Mulai dari wacana ngobrol warung kopi, halaman di internet, hingga publikasi atau jurnal ilmiah, subetnis lain berupaya untuk mencari dan menunjukkan bahwa mereka juga punya genealogi versi mereka sendiri, yang tidak mesti tunduk pada hegemoni Toba-sentris. Beberap link berikut mungkin bisa membantu:

Self-legacy: Cukupkah?

Ada beberapa faktor yang pantas diperhatikan, diamati dan direnungkan benar-tidaknya dalam fenomen keseharian setiap orang Batak Toba. Selain karena faktor diaspora vs “Tading di Bona Pasogit’, variasi kedalaman, keseriusan dan metode itu juga dipicu oleh self-legacy yang hampir ada di setiap dokumentasi tarombo atau genealogi Batak Toba yang ada. Dengan self-legacy dimaksudkan tarombo yang disusun berdasarkan tradisi oral
yang kerap tidak melalui cross-check, dipercaya begitu saja, lalu diturunkan ke generasi berikutnya tanpa menyertakan konteks zaman (sitz im leben) yang menyertai tradisi oral tersebut, kemudian di zaman modern ini didokumentasikan dengan angle yang mengajak pembaca untuk memperlakukannya sebagai bukti historis yang valid.

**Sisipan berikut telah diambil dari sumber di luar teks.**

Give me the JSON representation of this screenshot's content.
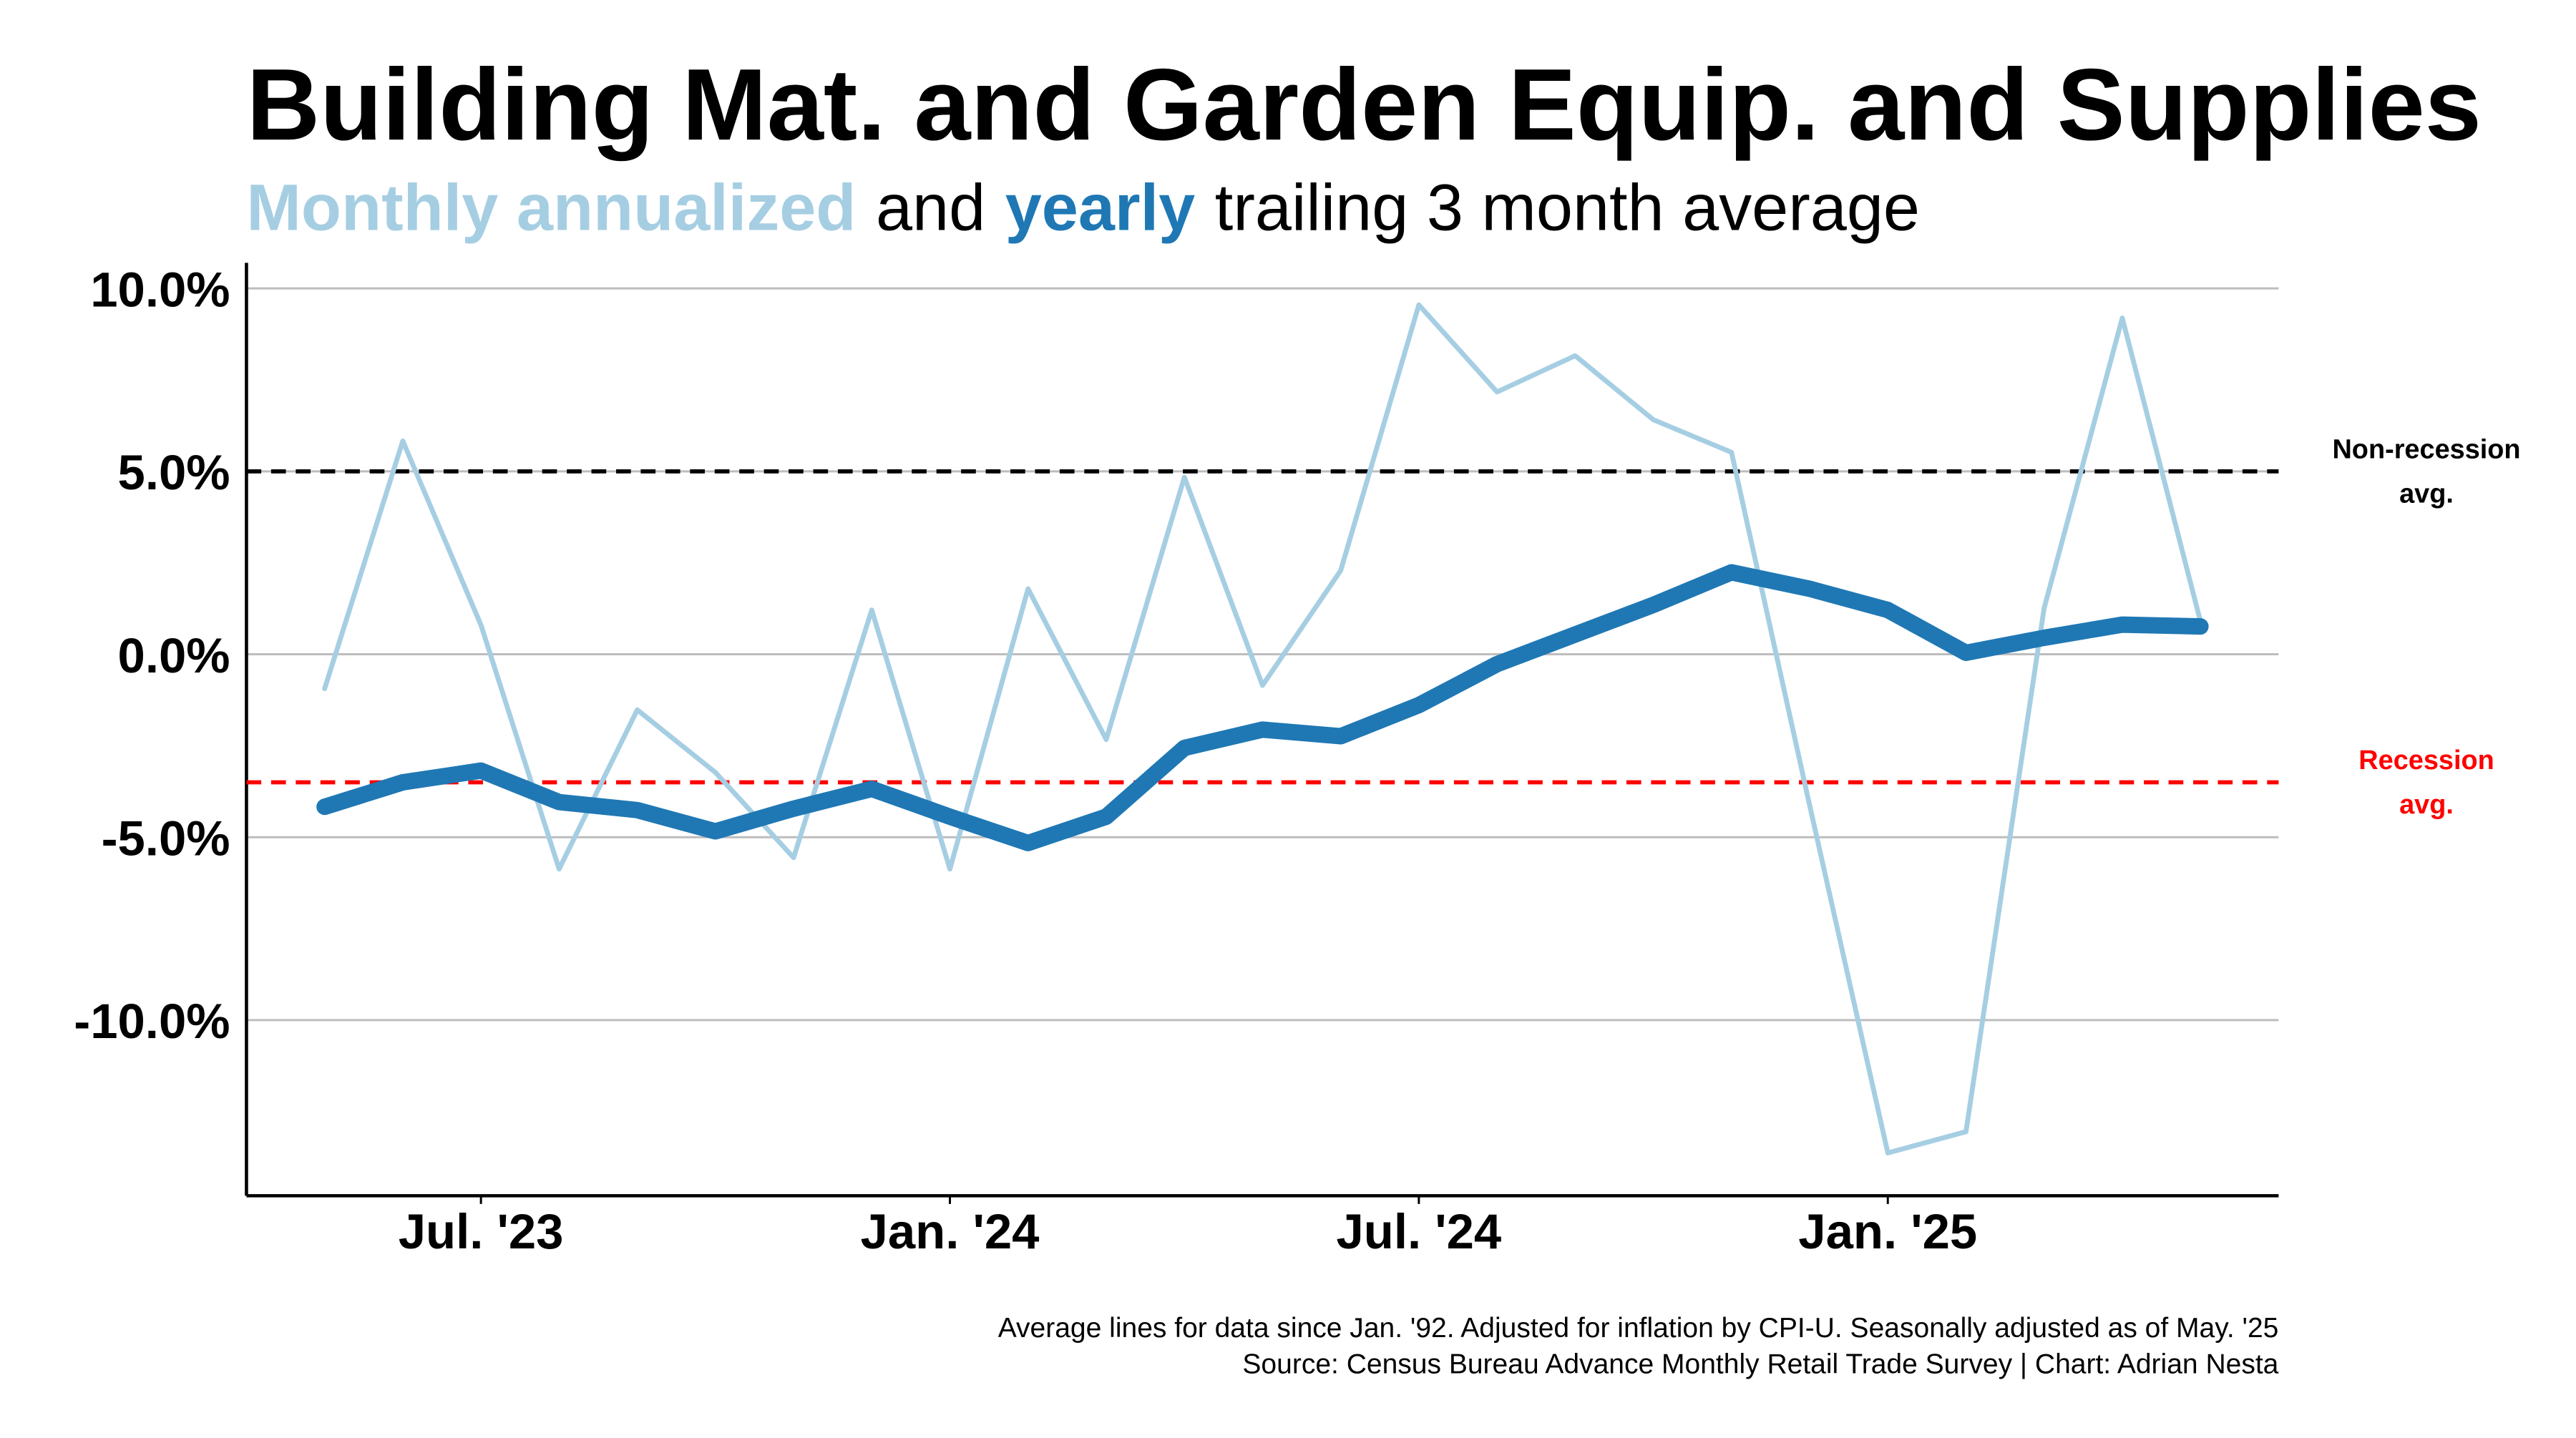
{
  "chart_data": {
    "type": "line",
    "title": "Building Mat. and Garden Equip. and Supplies",
    "subtitle": [
      {
        "text": "Monthly annualized",
        "color": "#a6cee3",
        "bold": true
      },
      {
        "text": "and",
        "color": "#000000",
        "bold": false
      },
      {
        "text": "yearly",
        "color": "#1f78b4",
        "bold": true
      },
      {
        "text": "trailing 3 month average",
        "color": "#000000",
        "bold": false
      }
    ],
    "x": [
      "2023-05",
      "2023-06",
      "2023-07",
      "2023-08",
      "2023-09",
      "2023-10",
      "2023-11",
      "2023-12",
      "2024-01",
      "2024-02",
      "2024-03",
      "2024-04",
      "2024-05",
      "2024-06",
      "2024-07",
      "2024-08",
      "2024-09",
      "2024-10",
      "2024-11",
      "2024-12",
      "2025-01",
      "2025-02",
      "2025-03",
      "2025-04",
      "2025-05"
    ],
    "xlim": [
      "2023-04",
      "2025-06"
    ],
    "xticks": [
      {
        "value": "2023-07",
        "label": "Jul. '23"
      },
      {
        "value": "2024-01",
        "label": "Jan. '24"
      },
      {
        "value": "2024-07",
        "label": "Jul. '24"
      },
      {
        "value": "2025-01",
        "label": "Jan. '25"
      }
    ],
    "ylim": [
      -14.8,
      10.7
    ],
    "yticks": [
      {
        "value": -10,
        "label": "-10.0%"
      },
      {
        "value": -5,
        "label": "-5.0%"
      },
      {
        "value": 0,
        "label": "0.0%"
      },
      {
        "value": 5,
        "label": "5.0%"
      },
      {
        "value": 10,
        "label": "10.0%"
      }
    ],
    "grid": true,
    "series": [
      {
        "name": "Monthly annualized",
        "color": "#a6cee3",
        "width": 3,
        "values": [
          -0.94,
          5.83,
          0.8,
          -5.87,
          -1.52,
          -3.23,
          -5.56,
          1.21,
          -5.87,
          1.79,
          -2.33,
          4.84,
          -0.85,
          2.29,
          9.55,
          7.17,
          8.16,
          6.41,
          5.52,
          -4.13,
          -13.63,
          -13.05,
          1.26,
          9.19,
          0.9
        ]
      },
      {
        "name": "yearly",
        "color": "#1f78b4",
        "width": 10,
        "values": [
          -4.17,
          -3.5,
          -3.18,
          -4.04,
          -4.26,
          -4.84,
          -4.22,
          -3.68,
          -4.44,
          -5.16,
          -4.44,
          -2.56,
          -2.06,
          -2.24,
          -1.39,
          -0.27,
          0.54,
          1.35,
          2.24,
          1.79,
          1.21,
          0.04,
          0.45,
          0.81,
          0.76
        ]
      }
    ],
    "reference_lines": [
      {
        "value": 5.0,
        "color": "#000000",
        "label": [
          "Non-recession",
          "avg."
        ]
      },
      {
        "value": -3.5,
        "color": "#ff0000",
        "label": [
          "Recession",
          "avg."
        ]
      }
    ],
    "footnote": [
      "Average lines for data since Jan. '92. Adjusted for inflation by CPI-U. Seasonally adjusted as of May. '25",
      "Source: Census Bureau Advance Monthly Retail Trade Survey | Chart: Adrian Nesta"
    ]
  }
}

Umumnya orang-orang bermarga Batak Toba ini menunjukkan bukti dokumentasi dalam pustaka tertulis (misalnya buku  “Pustaha Batak: Tarombo dohot Turiturian ni Bangso Batak” karangan WM. Hutagalung) dan tools lainnya untuk menelusuri tingkat genealogis mereka (meskipun banyak dibumbui kisah dan hikayat mitologis). Tools ini bisa berupa lagu yang kemudian dikarang, seperti Lagu Tarombo ni Parna, Si Raja Oloan,  Raja Marsundung Simanjuntak, Mars Hutagalung dan lain-lain. Bisa juga berupa carik-carik kertas berisi family tree yang dibagikan secara private di antara keturunan yang Sa-Ompu saja, tiga atau empat sundut saja. Tidak banyak yang berhasil menurunkan catatan selengkap gambar di bawah ini.

Sumber: IsranPanjaitan.com

Genealogi yang unik adalah pada beberapa marga yang sama-sama menyebut diri sebagai kerutunan Ompu Jelak Maribur, seorang sosok keturunan Si Raja Batak.

Beberapa sundut (tingkat genealogi tertentu dalam struktur family tree) membagikan cerita tentang Ompu Jelak Maribur,  yang diyakni memiliki kharisma dan kelebihan tertentu sehingga tonggak baru mesti ditulis lagi atas namanya. Maka, jadilah generasi baru menjadikan Ompu Jelak Maribur sebagai fondasi baru atau alasan keberadaan (raison d’etre) yang menyatukan beberapa pengguna KTP bermarga Munthe, Munte atau Haromunte yang masih menyebut diri sebagai Munthe sian Tamba, Munthe sian Dolok Sanggul, Munthe sian Labuhan Batu dan Dalimunthe.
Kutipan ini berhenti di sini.